(Встает и обнимает Андрея.) Дай же мне хоть посмотреть на тебя хорошенько!
Андрей. Все такой же, маменька.
Настасья Петровна. Ох, Андрюша, нет, и следа твоей прежней красоты не осталось! Что ты это, Андрюша, как худ-то стал, голубчик?
Андрей. Что вы, маменька? Так вам показалось!
Настасья Петровна (садясь). Нет, Андрюша, совсем цвету в тебе не стало. Ну, скажи же ты мне про ваше житье-бытье!
Андрей. Живем… ничсго-с… веселимся…
Настасья Петровна. Конечно, нельзя же! спервоначала надо ее потешить; ну, а потом пора и к дому приучать. Что она, с тобой-то как?
Андрей. Да она ничего-с… ласкова, шутит…
Настасья Петровна. Да как же это все шутит? Что уж весело ей, что ли, очень?
Андрей (с горькой улыбкой). Живем да радуемся-с… Вчера в маскарад, сегодня в театр, завтра на бал куда-нибудь либо за город — так тебя и носит! От веселья да от музыки голова кругом пошла, а новых друзей, новых приятелей и не сочтешь. Все тебе руки жмут, поздравляют, «счастливец, говорят, ты счастливец!» Ну, если люди счастливцем называют, так, стало быть, счастливец и есть!
Настасья Петровна. Так-то так, да что-то речи-то твои не хороши! Ты бы толком поговорил со мною.
Андрей. А вот к вам вниз сойду, тогда и потолкуемте.

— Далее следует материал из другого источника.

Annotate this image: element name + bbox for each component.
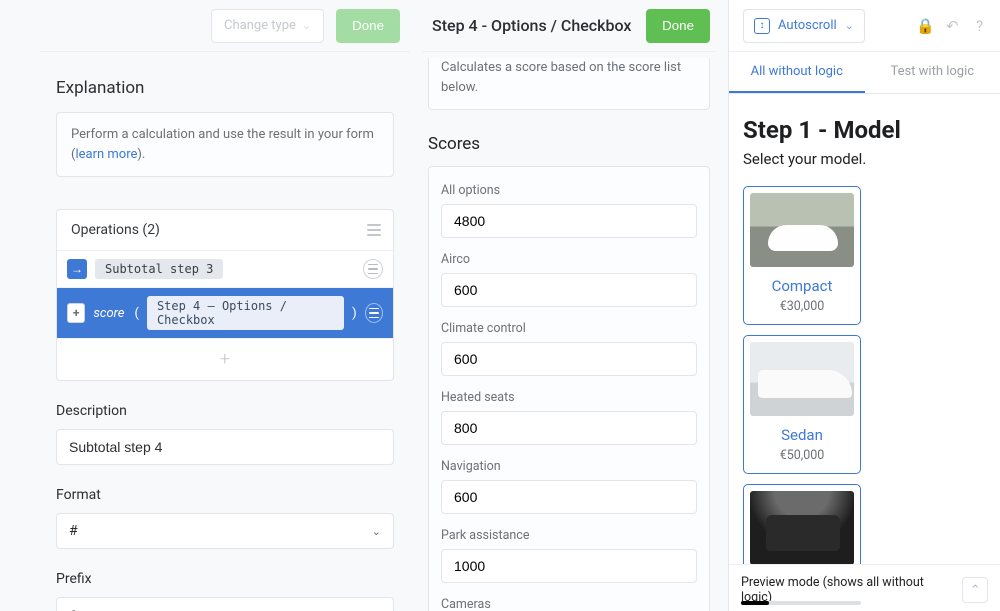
done-button[interactable]: Done [646,9,710,43]
autoscroll-dropdown[interactable]: Autoscroll ⌄ [743,9,865,43]
chevron-down-icon: ⌄ [845,19,854,32]
model-image [750,342,854,416]
row-menu-icon[interactable] [365,303,383,323]
score-label: All options [441,183,697,198]
score-label: Heated seats [441,390,697,405]
preview-tabs: All without logic Test with logic [729,52,1000,94]
close-paren: ) [352,306,357,321]
middle-explain-box: Calculates a score based on the score li… [428,58,710,110]
model-name: Compact [750,277,854,295]
prefix-input[interactable] [56,597,394,611]
arrow-right-icon: → [67,259,87,279]
middle-header: Step 4 - Options / Checkbox Done [422,0,716,52]
done-button[interactable]: Done [336,9,400,43]
model-price: €50,000 [750,448,854,463]
score-input-heated-seats[interactable] [441,411,697,445]
preview-header: Autoscroll ⌄ 🔒 ↶ ? [729,0,1000,52]
operation-chip: Subtotal step 3 [95,259,223,279]
score-label: Park assistance [441,528,697,543]
score-label: Climate control [441,321,697,336]
operation-row-active[interactable]: + score ( Step 4 – Options / Checkbox ) [57,288,393,339]
explanation-text-post: ). [137,147,145,162]
operation-row[interactable]: → Subtotal step 3 [57,251,393,288]
explanation-box: Perform a calculation and use the result… [56,112,394,177]
explanation-title: Explanation [56,78,394,98]
preview-body: Step 1 - Model Select your model. Compac… [729,94,1000,611]
score-label: Cameras [441,597,697,611]
score-keyword: score [93,306,124,321]
format-value: # [69,523,78,539]
tab-all-without-logic[interactable]: All without logic [729,52,865,93]
operations-header: Operations (2) [57,210,393,251]
step-heading: Step 1 - Model [743,116,986,144]
operations-box: Operations (2) → Subtotal step 3 + score… [56,209,394,381]
model-card-sedan[interactable]: Sedan €50,000 [743,335,861,474]
tab-test-with-logic[interactable]: Test with logic [865,52,1000,93]
step-subheading: Select your model. [743,150,986,168]
chevron-down-icon: ⌄ [302,19,311,32]
left-panel: Change type ⌄ Done Explanation Perform a… [40,0,410,611]
change-type-dropdown[interactable]: Change type ⌄ [211,9,324,43]
chevron-down-icon: ⌄ [372,525,381,538]
score-input-navigation[interactable] [441,480,697,514]
header-icons: 🔒 ↶ ? [916,17,992,35]
score-input-climate-control[interactable] [441,342,697,376]
model-cards: Compact €30,000 Sedan €50,000 SUV €60,00… [743,186,986,611]
autoscroll-label: Autoscroll [778,18,837,33]
learn-more-link[interactable]: learn more [75,147,137,162]
autoscroll-icon [754,18,770,34]
model-image [750,193,854,267]
change-type-label: Change type [224,18,296,33]
score-input-park-assistance[interactable] [441,549,697,583]
middle-explain-text: Calculates a score based on the score li… [441,60,681,95]
preview-panel: Autoscroll ⌄ 🔒 ↶ ? All without logic Tes… [728,0,1000,611]
format-select[interactable]: # ⌄ [56,513,394,549]
model-price: €30,000 [750,299,854,314]
score-input-all-options[interactable] [441,204,697,238]
model-card-compact[interactable]: Compact €30,000 [743,186,861,325]
score-label: Airco [441,252,697,267]
scores-title: Scores [428,134,710,154]
preview-footer: Preview mode (shows all without logic) ⌃ [729,564,1000,611]
format-label: Format [56,487,394,503]
model-name: Sedan [750,426,854,444]
undo-icon[interactable]: ↶ [946,17,962,35]
scores-box: All options Airco Climate control Heated… [428,166,710,611]
add-operation-button[interactable]: + [57,339,393,380]
operation-chip: Step 4 – Options / Checkbox [147,296,344,330]
middle-title: Step 4 - Options / Checkbox [432,16,631,35]
model-image [750,491,854,565]
open-paren: ( [134,306,138,321]
menu-icon[interactable] [367,224,381,236]
score-label: Navigation [441,459,697,474]
prefix-label: Prefix [56,571,394,587]
progress-bar [741,601,861,605]
row-menu-icon[interactable] [363,259,383,279]
operations-title: Operations (2) [71,222,160,238]
score-input-airco[interactable] [441,273,697,307]
description-input[interactable] [56,429,394,465]
lock-icon[interactable]: 🔒 [916,17,932,35]
middle-panel: Step 4 - Options / Checkbox Done Calcula… [422,0,716,611]
description-label: Description [56,403,394,419]
scroll-up-button[interactable]: ⌃ [962,577,988,603]
plus-icon: + [67,303,85,323]
help-icon[interactable]: ? [976,17,992,35]
left-header: Change type ⌄ Done [40,0,410,52]
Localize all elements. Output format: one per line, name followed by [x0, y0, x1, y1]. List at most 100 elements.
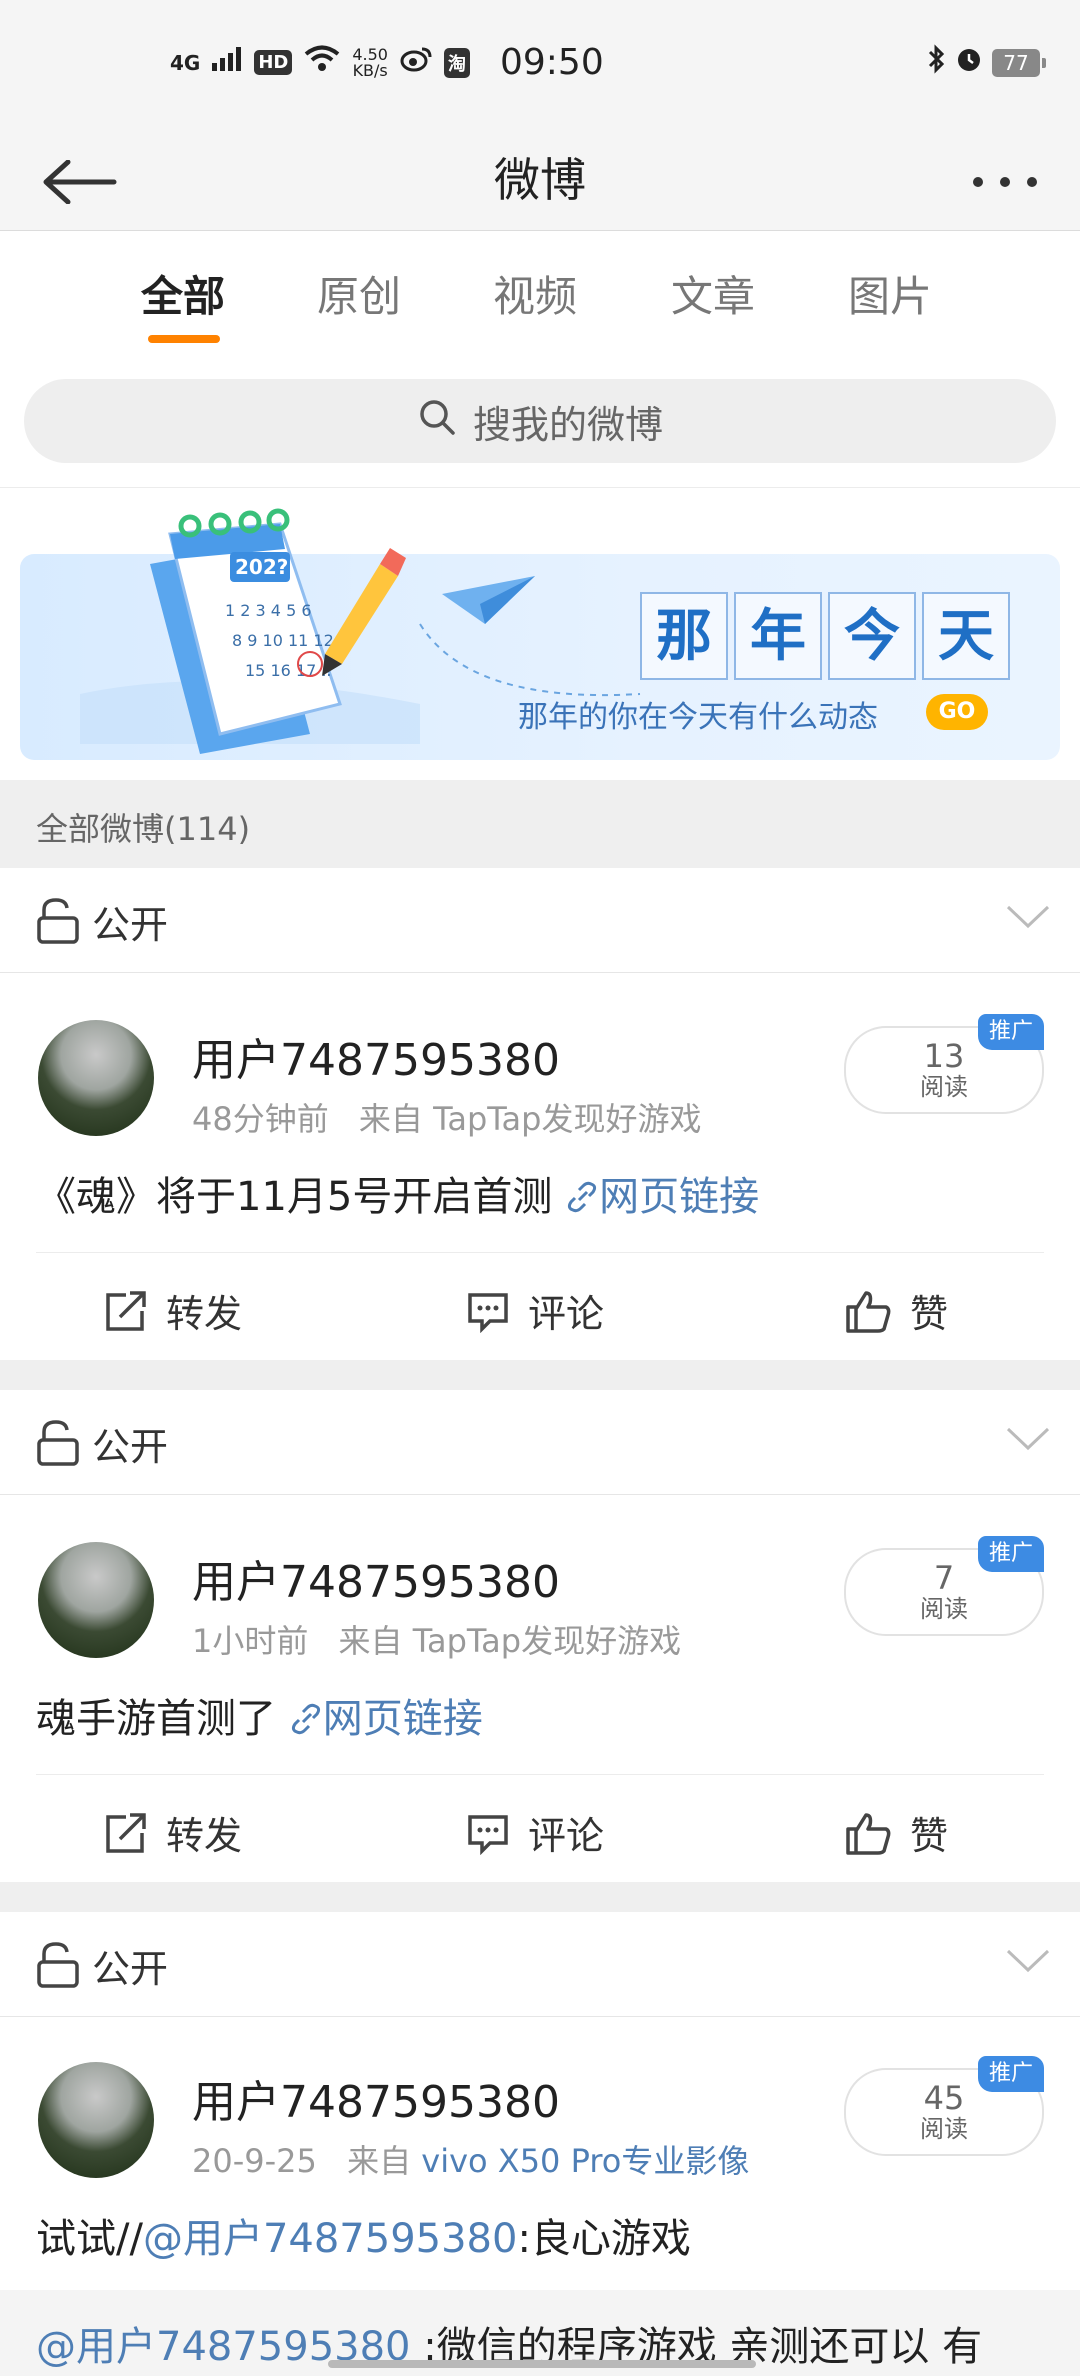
- promote-badge[interactable]: 推广: [978, 2056, 1044, 2092]
- clock: 09:50: [499, 42, 604, 83]
- post-source-prefix: 来自: [338, 1622, 403, 1660]
- search-input[interactable]: 搜我的微博: [24, 379, 1056, 463]
- banner-title-char: 那: [640, 592, 728, 680]
- search-placeholder: 搜我的微博: [472, 402, 663, 447]
- web-link[interactable]: 网页链接: [565, 1174, 759, 1220]
- tab-video[interactable]: 视频: [493, 263, 577, 324]
- link-icon: [291, 1703, 320, 1735]
- avatar[interactable]: [38, 1542, 154, 1658]
- home-indicator[interactable]: [328, 2360, 756, 2368]
- avatar[interactable]: [38, 2062, 154, 2178]
- memories-banner-section: 202? 1 2 3 4 5 6 8 9 10 11 12 15 16 17 .…: [0, 488, 1080, 780]
- post-source: TapTap发现好游戏: [412, 1622, 682, 1660]
- section-header: 全部微博(114): [0, 780, 1080, 868]
- banner-title-char: 年: [734, 592, 822, 680]
- repost-icon: [106, 1290, 146, 1331]
- network-speed: 4.50 KB/s: [352, 44, 388, 80]
- divider: [0, 1882, 1080, 1912]
- calendar-year: 202?: [235, 555, 288, 579]
- username[interactable]: 用户7487595380: [192, 1546, 560, 1610]
- battery-icon: 77: [992, 48, 1046, 77]
- svg-text:8 9 10 11 12: 8 9 10 11 12: [232, 631, 334, 650]
- status-bar: 4G HD 4.50 KB/s 淘 09:50 77: [0, 0, 1080, 130]
- visibility-label: 公开: [92, 903, 169, 947]
- banner-title: 那 年 今 天: [640, 592, 1010, 680]
- post-card: 用户7487595380 1小时前 来自 TapTap发现好游戏 7 阅读 推广…: [0, 1496, 1080, 1882]
- post-time: 48分钟前: [192, 1100, 329, 1138]
- divider: [0, 1360, 1080, 1390]
- post-source-link[interactable]: vivo X50 Pro专业影像: [421, 2142, 749, 2180]
- web-link[interactable]: 网页链接: [289, 1696, 483, 1742]
- avatar[interactable]: [38, 1020, 154, 1136]
- post-source: TapTap发现好游戏: [433, 1100, 702, 1138]
- like-button[interactable]: 赞: [844, 1283, 948, 1338]
- banner-title-char: 今: [828, 592, 916, 680]
- post-card: 用户7487595380 20-9-25 来自 vivo X50 Pro专业影像…: [0, 2018, 1080, 2376]
- promote-badge[interactable]: 推广: [978, 1536, 1044, 1572]
- post-meta: 1小时前 来自 TapTap发现好游戏: [192, 1616, 681, 1662]
- post-meta: 48分钟前 来自 TapTap发现好游戏: [192, 1094, 701, 1140]
- search-section: 搜我的微博: [0, 355, 1080, 488]
- unlock-icon: [37, 1942, 79, 1988]
- network-indicator: 4G: [170, 50, 201, 75]
- unlock-icon: [37, 898, 79, 944]
- tab-all[interactable]: 全部: [141, 263, 225, 324]
- repost-button[interactable]: 转发: [104, 1283, 242, 1338]
- visibility-row[interactable]: 公开: [0, 1390, 1080, 1495]
- post-time: 20-9-25: [192, 2142, 317, 2180]
- search-icon: [417, 397, 457, 446]
- chevron-down-icon[interactable]: [1006, 904, 1050, 930]
- title-bar: 微博: [0, 130, 1080, 231]
- comment-icon: [468, 1814, 508, 1855]
- read-label: 阅读: [920, 1073, 968, 1101]
- taobao-icon: 淘: [443, 47, 470, 78]
- svg-text:15 16 17 ..: 15 16 17 ..: [245, 661, 332, 680]
- banner-subtitle: 那年的你在今天有什么动态: [518, 700, 878, 735]
- alarm-icon: [954, 44, 984, 81]
- thumbs-up-icon: [846, 1290, 891, 1333]
- calendar-illustration: 202? 1 2 3 4 5 6 8 9 10 11 12 15 16 17 .…: [80, 508, 420, 754]
- post-meta: 20-9-25 来自 vivo X50 Pro专业影像: [192, 2136, 749, 2182]
- more-icon[interactable]: [970, 162, 1040, 202]
- svg-text:1 2 3 4 5 6: 1 2 3 4 5 6: [225, 601, 312, 620]
- thumbs-up-icon: [846, 1812, 891, 1855]
- signal-icon: [212, 47, 242, 78]
- like-button[interactable]: 赞: [844, 1805, 948, 1860]
- tab-image[interactable]: 图片: [848, 263, 932, 324]
- username[interactable]: 用户7487595380: [192, 1024, 560, 1088]
- post-time: 1小时前: [192, 1622, 309, 1660]
- visibility-label: 公开: [92, 1425, 169, 1469]
- mention-link[interactable]: @用户7487595380: [143, 2216, 518, 2262]
- post-text: 魂手游首测了 网页链接: [36, 1696, 483, 1742]
- comment-button[interactable]: 评论: [466, 1805, 604, 1860]
- go-button[interactable]: GO: [926, 694, 988, 730]
- comment-button[interactable]: 评论: [466, 1283, 604, 1338]
- bluetooth-icon: [926, 44, 946, 81]
- chevron-down-icon[interactable]: [1006, 1426, 1050, 1452]
- banner-title-char: 天: [922, 592, 1010, 680]
- repost-button[interactable]: 转发: [104, 1805, 242, 1860]
- filter-tabs: 全部 原创 视频 文章 图片: [0, 231, 1080, 356]
- promote-badge[interactable]: 推广: [978, 1014, 1044, 1050]
- visibility-label: 公开: [92, 1947, 169, 1991]
- post-text: 《魂》将于11月5号开启首测 网页链接: [36, 1174, 760, 1220]
- username[interactable]: 用户7487595380: [192, 2066, 560, 2130]
- section-label: 全部微博(114): [36, 810, 251, 848]
- page-title: 微博: [494, 153, 586, 207]
- link-icon: [567, 1181, 597, 1213]
- active-tab-indicator: [148, 335, 220, 343]
- post-text: 试试//@用户7487595380:良心游戏: [36, 2216, 691, 2262]
- tab-original[interactable]: 原创: [317, 263, 401, 324]
- post-source-prefix: 来自: [358, 1100, 423, 1138]
- read-label: 阅读: [920, 1595, 968, 1623]
- read-label: 阅读: [920, 2115, 968, 2143]
- visibility-row[interactable]: 公开: [0, 1912, 1080, 2017]
- wifi-icon: [304, 45, 340, 80]
- visibility-row[interactable]: 公开: [0, 868, 1080, 973]
- post-source-prefix: 来自: [347, 2142, 412, 2180]
- back-arrow-icon[interactable]: [40, 159, 120, 205]
- tab-article[interactable]: 文章: [671, 263, 755, 324]
- action-bar: 转发 评论 赞: [36, 1774, 1044, 1881]
- action-bar: 转发 评论 赞: [36, 1252, 1044, 1359]
- chevron-down-icon[interactable]: [1006, 1948, 1050, 1974]
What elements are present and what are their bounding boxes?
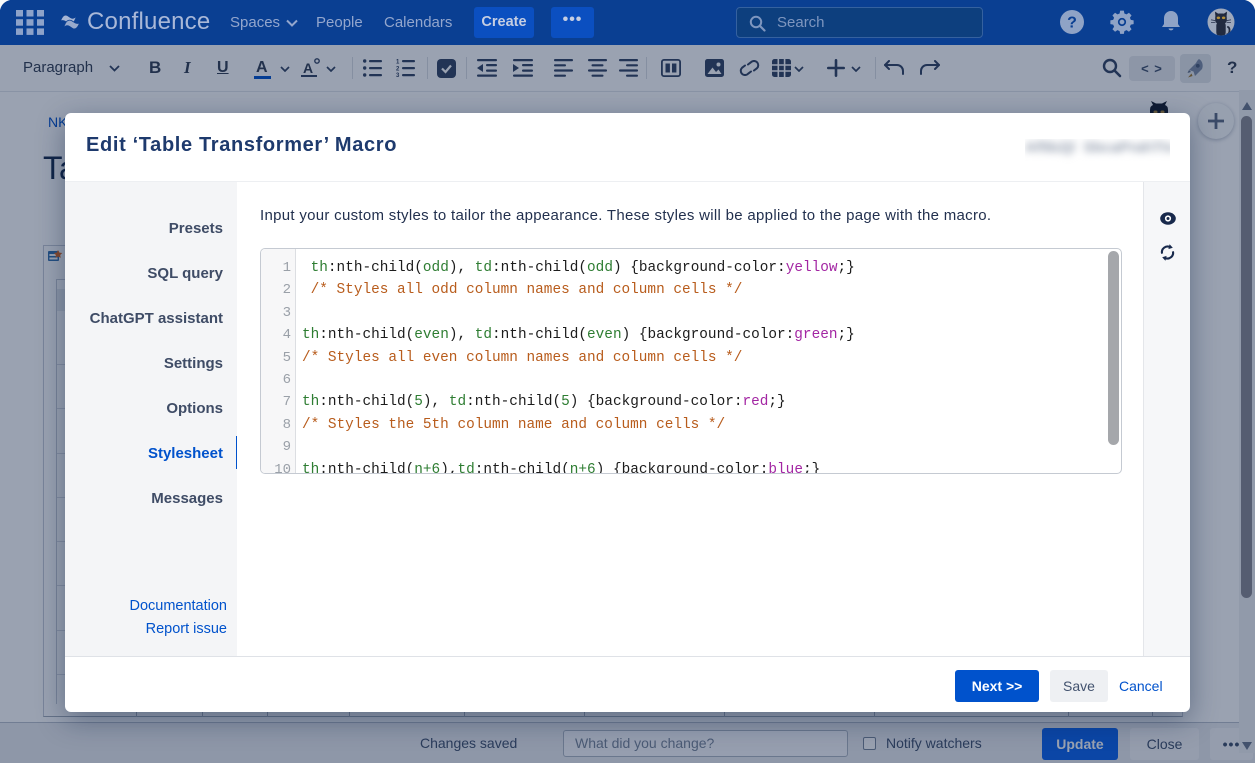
svg-text:?: ? — [1067, 15, 1077, 32]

Настасья Петровна. И из-под венца-то видеть вас бог не привел: сам прихворнул, меня не пускает, плакала, обливалась. И хворает-то, да и сердится; недели две как туча черная бродил, подступу не было. А потом, как фабрику-то распустил, дела порасстроились, хороших приказчиков да мастеров своим характером поразогнал, так и поотмяк и об тебе вспомнил. Стал жаловаться, что ты его забыл да бросил. А твоя ли вина? Он не то что тебя видеть, и слышать про тебя не хотел… Ох, Андрюша, и не след бы мне, а уж скажу: не родительское в нем чувство говорит, а за карман он боится…
Андрей. Нешто я не понимаю. Да это все одно-с. Из меня лаской тятенька все могут сделать, потому что мы к родительской ласке не приучены и никогда ее не видим. Да и не от кого-с; лаской из нашего брата хоть веревки вей. Как Сыромятовы поживают? Что Таня?
Настасья Петровна. Видно, помнишь? Житов, мучник, за нее сватается.
Андрей. Да, слышал и я. Житов — человек хороший, с душой, уж пусть бы хоть ей-то бог счастья дал!
Настасья Петровна. (вдруг встает). Батюшки, никак сам?
Андрей (прислушиваясь). Да, надо быть, что он-с.
Настасья Петровна. Вынеси, заступница!
Андрей. Пожалуйте сюда. (Провожает ее в дверь налево.) Там коридором пройдете.
Идет в переднюю, навстречу ему выходит Гаврила Пантелеич.
ЯВЛЕНИЕ ПЯТОЕ
Андрей и Гаврила Пантелеич.
Андрей. Пожалуйте, батюшка, пожалуйте!
Гаврила Пантелеич. Да, вот задумал побывать в Москву, поглядеть, как вы тут.
Андрей. Мы, слава богу-с! (Подвигая кресло.) Милости прошу, пожалуйте-с! Чайку не прикажете ли?
Гаврила Пантелеич. Присесть присяду, а чаю не надо. (Садится.) А я вот, брат, призадумываться стал.
Андрей. Что же такое, насчет чего-с?
Гаврила Пантелеич. Хворость, брат, одолевает. Да и дух не тот, не прежний. Зачем? для чего? Думаю: суета сует все это! Хочу, брат, о душе подумать, а то пристигнет час воли господней — и покаяться путем не успеешь.
Андрей. С чего же такие мрачности у вас в голове-с?
Гаврила Пантелеич. Да веселиться-то мне нечего. Коли сил нет, так без помощника плохо.
Андрей. А я то-с?
Гаврила Пантелеич. На приказчиков какая уж надежда! Воровать друг перед другом взапуски — вот на это их взять!
Андрей. Да я-то на что же-с?
Гаврила Пантелеич. Ну, где уж тебе? Нет, не туда дело поехало!
Андрей. Почему же так? Я при деле быть могу.
Гаврила Пантелеич. Ты-то пожалуй, да прынцесса-то твоя — не низко ли ей покажется?